Eusébio Bancessi

Personal information
- Full name: Eusébio Armando Gomes Bancessi
- Date of birth: 4 August 1995 (age 29)
- Place of birth: Bissau, Guinea-Bissau
- Height: 1.79 m (5 ft 10 in)
- Position(s): Winger

Youth career
- 0000–2012: Sporting CP
- 2012–2013: Benfica
- 2013–2014: Wolverhampton Wanderers

Senior career*
- Years: Team / Apps / (Gls)
- 2013–2016: Wolverhampton Wanderers / 0 / (0)
- 2014: → Cheltenham Town (loan) / 4 / (0)
- 2016: → Telford United (loan) / 4 / (1)
- 2017: Pogoń Siedlce / 12 / (3)
- 2017–2018: Olimpia Grudziądz / 21 / (2)
- 2019–2022: Rapperswil-Jona / 40 / (4)

= Eusébio Bancessi =

Bissau-Guinean footballer

Eusébio Armando Gomes Bancessi (born 4 August 1995) is a Bissau-Guinean footballer who plays as a winger. He is currently a free agent.

==Career==
Bancessi was part of the youth system at Portuguese clubs Sporting CP and Benfica before moving to England in July 2013 to join the academy of Wolverhampton Wanderers. After scoring regularly in the Under-21 Premier League he was selected in several matchday squads at first team level as Wolves won the League One title, but he remained only an unused substitute on those occasions. During the close season he signed a new contract with Wolves that runs until summer 2017 (with the option of a further year).
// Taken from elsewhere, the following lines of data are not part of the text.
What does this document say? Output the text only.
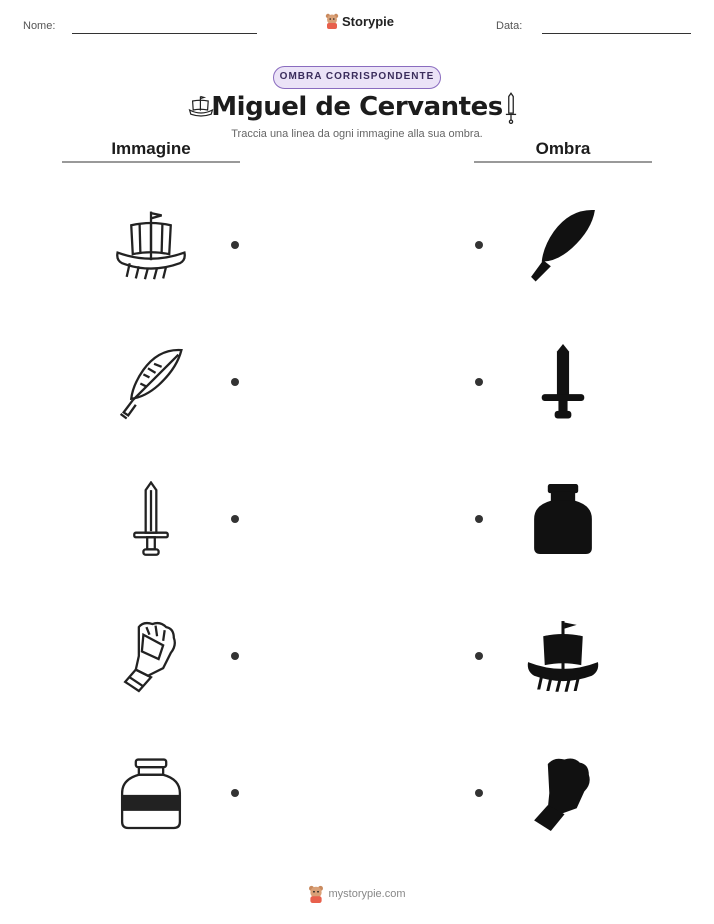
Nome:	Storypie	Data:
OMBRA CORRISPONDENTE
Miguel de Cervantes
Traccia una linea da ogni immagine alla sua ombra.
Immagine	Ombra
mystorypie.com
In October 2014, he was loaned to League Two side Cheltenham Town for a month, for whom he made his professional debut on 11 October 2014 against Shrewsbury, in the first of four appearances for the club.

Bancessi joined Telford United on a one-month loan and he made his debut against Gainsborough Trinity wearing the number 7 shirt.

On 12 August 2019, Swiss club FC Rapperswil-Jona announced the signing of Bancessi. Following 40 league appearances for the club, Bancessi was released in February 2022.